Setting up the business

You’ll need to set up a formal company, a limited company, partnership or whatever you like. Secure the domain name, set up a website, set up a business bank account, get an accountant, sort commercial insurance, work with the landlord and work with the council on any specific requirements they might have.

Don’t forget food hygiene, health and safety, fire and other requirements for commercial premises either!

Find suppliers

One core requirement for any successful café is the quality of the coffee. Find a good quality, reliable wholesale coffee supplier, someone like The Specialty Coffee Company offers a best price guarantee which is the kind of feature you want to look out for. Decide whether to make your own cakes or buy them in if you’re providing them, work out where you’re going to buy crockery, cups, coffee machines and all the myriad equipment you’ll need.

There will be an element of guesswork and optimism when talking volumes and coffee machine capacities but be cautiously optimistic. You can always scale back if you need to.

Systems for everything

Running your own café may look like a lot of work, and it is, but as a customer you only see the half of it.
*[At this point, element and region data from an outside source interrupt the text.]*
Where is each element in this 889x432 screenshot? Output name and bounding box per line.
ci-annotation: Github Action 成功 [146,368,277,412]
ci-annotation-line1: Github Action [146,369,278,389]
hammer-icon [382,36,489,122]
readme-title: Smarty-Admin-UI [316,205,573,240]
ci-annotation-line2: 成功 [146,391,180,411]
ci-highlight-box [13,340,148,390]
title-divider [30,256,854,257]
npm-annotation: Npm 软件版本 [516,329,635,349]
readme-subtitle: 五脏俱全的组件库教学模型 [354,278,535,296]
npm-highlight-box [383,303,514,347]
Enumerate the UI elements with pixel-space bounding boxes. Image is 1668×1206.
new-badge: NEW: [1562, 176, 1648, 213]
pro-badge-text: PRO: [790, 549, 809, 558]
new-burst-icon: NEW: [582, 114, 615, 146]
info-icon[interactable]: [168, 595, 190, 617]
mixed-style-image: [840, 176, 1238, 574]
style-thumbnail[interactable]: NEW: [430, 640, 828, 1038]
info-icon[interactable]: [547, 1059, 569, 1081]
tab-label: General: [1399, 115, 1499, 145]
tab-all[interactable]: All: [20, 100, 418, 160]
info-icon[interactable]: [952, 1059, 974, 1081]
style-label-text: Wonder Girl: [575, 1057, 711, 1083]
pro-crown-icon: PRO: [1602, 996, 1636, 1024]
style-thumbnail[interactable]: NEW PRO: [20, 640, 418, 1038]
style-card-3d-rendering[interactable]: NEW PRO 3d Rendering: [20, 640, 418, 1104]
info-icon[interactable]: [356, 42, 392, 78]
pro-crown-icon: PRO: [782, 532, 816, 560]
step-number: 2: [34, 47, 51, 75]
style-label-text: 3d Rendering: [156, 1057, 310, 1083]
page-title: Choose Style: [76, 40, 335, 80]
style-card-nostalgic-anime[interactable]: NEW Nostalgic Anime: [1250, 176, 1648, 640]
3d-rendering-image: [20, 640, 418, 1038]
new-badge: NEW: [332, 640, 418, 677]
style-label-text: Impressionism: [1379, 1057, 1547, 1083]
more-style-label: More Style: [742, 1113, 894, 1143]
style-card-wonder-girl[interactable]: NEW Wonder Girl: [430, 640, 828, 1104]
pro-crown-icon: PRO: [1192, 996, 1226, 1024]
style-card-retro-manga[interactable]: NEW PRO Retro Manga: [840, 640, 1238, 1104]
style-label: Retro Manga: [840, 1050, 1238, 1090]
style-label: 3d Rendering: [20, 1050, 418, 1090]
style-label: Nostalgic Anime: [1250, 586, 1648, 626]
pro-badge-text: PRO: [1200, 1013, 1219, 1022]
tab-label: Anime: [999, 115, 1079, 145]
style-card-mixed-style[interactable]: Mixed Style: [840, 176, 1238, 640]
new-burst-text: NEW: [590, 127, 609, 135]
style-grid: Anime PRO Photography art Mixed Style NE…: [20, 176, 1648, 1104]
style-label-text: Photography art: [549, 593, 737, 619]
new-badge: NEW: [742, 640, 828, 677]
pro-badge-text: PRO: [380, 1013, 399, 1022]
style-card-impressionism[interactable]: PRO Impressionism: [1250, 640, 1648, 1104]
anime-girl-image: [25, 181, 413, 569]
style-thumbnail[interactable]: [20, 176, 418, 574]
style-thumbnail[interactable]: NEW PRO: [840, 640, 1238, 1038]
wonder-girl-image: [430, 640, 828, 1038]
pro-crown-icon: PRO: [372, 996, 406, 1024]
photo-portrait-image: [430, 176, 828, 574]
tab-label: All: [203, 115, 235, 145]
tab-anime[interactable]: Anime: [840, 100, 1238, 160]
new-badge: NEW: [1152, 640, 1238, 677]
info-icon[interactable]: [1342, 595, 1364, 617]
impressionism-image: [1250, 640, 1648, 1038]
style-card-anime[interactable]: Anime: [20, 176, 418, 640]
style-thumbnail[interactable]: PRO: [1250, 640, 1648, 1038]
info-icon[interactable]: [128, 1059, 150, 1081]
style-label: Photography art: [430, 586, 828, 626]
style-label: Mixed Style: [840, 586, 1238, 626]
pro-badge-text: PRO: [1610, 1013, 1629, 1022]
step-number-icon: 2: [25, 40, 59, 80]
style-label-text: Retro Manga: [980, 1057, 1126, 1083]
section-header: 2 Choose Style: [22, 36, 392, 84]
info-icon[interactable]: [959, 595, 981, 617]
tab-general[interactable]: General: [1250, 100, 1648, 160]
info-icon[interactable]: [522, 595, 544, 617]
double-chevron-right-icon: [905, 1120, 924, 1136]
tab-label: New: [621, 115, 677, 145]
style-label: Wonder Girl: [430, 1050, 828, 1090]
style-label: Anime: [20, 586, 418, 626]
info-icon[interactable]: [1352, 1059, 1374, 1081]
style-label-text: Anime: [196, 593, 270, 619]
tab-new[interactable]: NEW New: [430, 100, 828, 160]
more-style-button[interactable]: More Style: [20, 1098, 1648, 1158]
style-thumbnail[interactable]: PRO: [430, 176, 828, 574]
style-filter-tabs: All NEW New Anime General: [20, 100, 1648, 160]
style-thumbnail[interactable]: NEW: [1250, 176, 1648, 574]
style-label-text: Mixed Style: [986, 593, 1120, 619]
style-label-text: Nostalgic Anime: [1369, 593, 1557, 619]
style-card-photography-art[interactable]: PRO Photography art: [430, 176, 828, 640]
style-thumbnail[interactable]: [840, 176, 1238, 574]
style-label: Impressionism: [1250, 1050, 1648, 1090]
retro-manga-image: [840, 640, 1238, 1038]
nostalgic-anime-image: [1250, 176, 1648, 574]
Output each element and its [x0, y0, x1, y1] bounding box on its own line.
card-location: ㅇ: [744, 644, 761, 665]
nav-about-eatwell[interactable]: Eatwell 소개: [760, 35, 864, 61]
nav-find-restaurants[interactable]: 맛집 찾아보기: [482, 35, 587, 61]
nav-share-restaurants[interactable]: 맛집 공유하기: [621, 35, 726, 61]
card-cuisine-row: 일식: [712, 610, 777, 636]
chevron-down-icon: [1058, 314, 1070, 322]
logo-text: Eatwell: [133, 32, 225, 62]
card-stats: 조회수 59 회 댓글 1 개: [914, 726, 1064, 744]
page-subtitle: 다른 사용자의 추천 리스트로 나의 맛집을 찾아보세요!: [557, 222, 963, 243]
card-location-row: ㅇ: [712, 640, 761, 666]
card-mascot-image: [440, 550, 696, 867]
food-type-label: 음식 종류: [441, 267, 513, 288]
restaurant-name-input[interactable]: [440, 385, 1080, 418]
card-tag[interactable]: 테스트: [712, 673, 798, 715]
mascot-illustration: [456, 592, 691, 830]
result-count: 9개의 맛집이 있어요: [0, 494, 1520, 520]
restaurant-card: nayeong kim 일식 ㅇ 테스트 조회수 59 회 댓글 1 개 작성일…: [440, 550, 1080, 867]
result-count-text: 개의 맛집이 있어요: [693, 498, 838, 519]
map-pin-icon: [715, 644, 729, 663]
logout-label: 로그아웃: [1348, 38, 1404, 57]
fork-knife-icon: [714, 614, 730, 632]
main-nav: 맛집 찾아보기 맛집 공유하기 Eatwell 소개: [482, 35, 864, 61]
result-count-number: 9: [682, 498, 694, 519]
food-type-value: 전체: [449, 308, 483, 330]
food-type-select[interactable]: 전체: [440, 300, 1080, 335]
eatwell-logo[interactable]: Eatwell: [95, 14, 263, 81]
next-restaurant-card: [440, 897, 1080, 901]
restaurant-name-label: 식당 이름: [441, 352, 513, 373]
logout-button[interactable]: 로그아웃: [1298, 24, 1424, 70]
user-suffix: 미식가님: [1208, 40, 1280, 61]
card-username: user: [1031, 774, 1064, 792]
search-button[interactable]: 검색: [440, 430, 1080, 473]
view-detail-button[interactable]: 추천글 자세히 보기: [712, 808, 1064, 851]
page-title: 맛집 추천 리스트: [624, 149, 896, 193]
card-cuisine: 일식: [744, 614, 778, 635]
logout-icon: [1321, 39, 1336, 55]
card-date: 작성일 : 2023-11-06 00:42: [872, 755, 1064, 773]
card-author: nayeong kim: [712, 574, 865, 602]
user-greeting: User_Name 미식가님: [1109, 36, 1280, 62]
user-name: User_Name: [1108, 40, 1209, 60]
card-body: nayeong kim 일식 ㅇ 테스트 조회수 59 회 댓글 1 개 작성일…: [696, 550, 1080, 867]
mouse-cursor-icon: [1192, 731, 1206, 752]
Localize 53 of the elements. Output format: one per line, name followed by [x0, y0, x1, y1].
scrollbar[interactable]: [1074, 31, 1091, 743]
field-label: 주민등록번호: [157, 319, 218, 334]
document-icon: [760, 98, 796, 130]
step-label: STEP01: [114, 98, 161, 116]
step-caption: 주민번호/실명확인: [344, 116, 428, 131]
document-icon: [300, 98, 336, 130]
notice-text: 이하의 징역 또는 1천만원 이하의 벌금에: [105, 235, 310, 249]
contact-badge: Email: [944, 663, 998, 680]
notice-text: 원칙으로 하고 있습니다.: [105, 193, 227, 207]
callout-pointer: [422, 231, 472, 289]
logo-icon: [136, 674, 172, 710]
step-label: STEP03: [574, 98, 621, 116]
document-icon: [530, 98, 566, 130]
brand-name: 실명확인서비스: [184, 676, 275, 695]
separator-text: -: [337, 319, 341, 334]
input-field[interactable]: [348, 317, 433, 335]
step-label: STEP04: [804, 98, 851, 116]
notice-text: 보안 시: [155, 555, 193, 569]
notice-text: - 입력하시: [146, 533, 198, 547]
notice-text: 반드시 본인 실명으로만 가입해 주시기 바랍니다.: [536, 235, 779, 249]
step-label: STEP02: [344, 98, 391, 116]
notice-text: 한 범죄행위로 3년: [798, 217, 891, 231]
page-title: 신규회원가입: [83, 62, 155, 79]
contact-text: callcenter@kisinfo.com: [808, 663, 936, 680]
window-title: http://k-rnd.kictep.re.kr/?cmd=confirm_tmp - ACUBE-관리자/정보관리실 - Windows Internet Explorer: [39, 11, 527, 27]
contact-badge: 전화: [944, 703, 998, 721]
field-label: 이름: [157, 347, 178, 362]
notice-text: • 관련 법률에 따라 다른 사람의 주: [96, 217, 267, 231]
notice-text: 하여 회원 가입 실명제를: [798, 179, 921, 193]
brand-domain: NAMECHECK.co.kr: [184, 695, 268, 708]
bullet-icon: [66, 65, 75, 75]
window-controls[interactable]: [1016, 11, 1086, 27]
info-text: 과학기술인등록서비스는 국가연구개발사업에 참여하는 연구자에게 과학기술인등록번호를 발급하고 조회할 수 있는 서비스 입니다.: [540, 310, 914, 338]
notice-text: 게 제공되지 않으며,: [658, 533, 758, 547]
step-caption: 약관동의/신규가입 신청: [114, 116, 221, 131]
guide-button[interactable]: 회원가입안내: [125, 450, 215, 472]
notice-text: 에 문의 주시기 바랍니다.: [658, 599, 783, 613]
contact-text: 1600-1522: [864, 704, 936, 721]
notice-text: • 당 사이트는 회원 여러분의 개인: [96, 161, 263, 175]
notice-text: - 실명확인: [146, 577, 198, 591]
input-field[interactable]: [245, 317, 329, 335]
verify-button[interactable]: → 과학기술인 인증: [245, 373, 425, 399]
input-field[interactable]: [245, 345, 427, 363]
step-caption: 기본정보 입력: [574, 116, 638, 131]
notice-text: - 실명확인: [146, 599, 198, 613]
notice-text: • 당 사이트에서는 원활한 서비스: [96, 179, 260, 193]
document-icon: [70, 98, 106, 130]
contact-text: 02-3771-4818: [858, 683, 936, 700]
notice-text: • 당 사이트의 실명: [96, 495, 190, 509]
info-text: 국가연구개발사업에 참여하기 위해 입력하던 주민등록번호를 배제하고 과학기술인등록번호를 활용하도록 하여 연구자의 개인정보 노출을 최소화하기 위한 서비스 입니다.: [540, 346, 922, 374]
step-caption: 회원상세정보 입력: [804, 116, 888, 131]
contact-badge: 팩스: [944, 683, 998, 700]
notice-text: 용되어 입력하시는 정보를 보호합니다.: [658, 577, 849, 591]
You may have to start early baking but you also need systems for managing stock and inventory, staff rotas, bookkeeping, ordering, reporting, people management and a lot of other tasks a small business owner needs to take care of.

Having as many systems in place as early as possible should make the entire process a lot easier.

Marketing your café

‘Build it and they will come’ may have worked for the Romans but it doesn’t work now. You need to market heavily in order to generate sufficient interest. Marketing is one part of running a business that starts before you even open your doors and never stops.

Use social media, press releases, your website, flyers, posters and every channel at your disposal to get the word out. The more work you put into marketing, the more people should know you’re there.

Opening the doors

Finally, after what seems like forever, long days and nights, lots and lots of paperwork and no little stress, it’s time to open the doors. Hopefully you have generated enough interest to begin seeing a regular trickle of customers.

Don’t expect hordes to begin with but if you got your premises right, the coffee right and you provide efficient service with a smile, everything else should fall into place!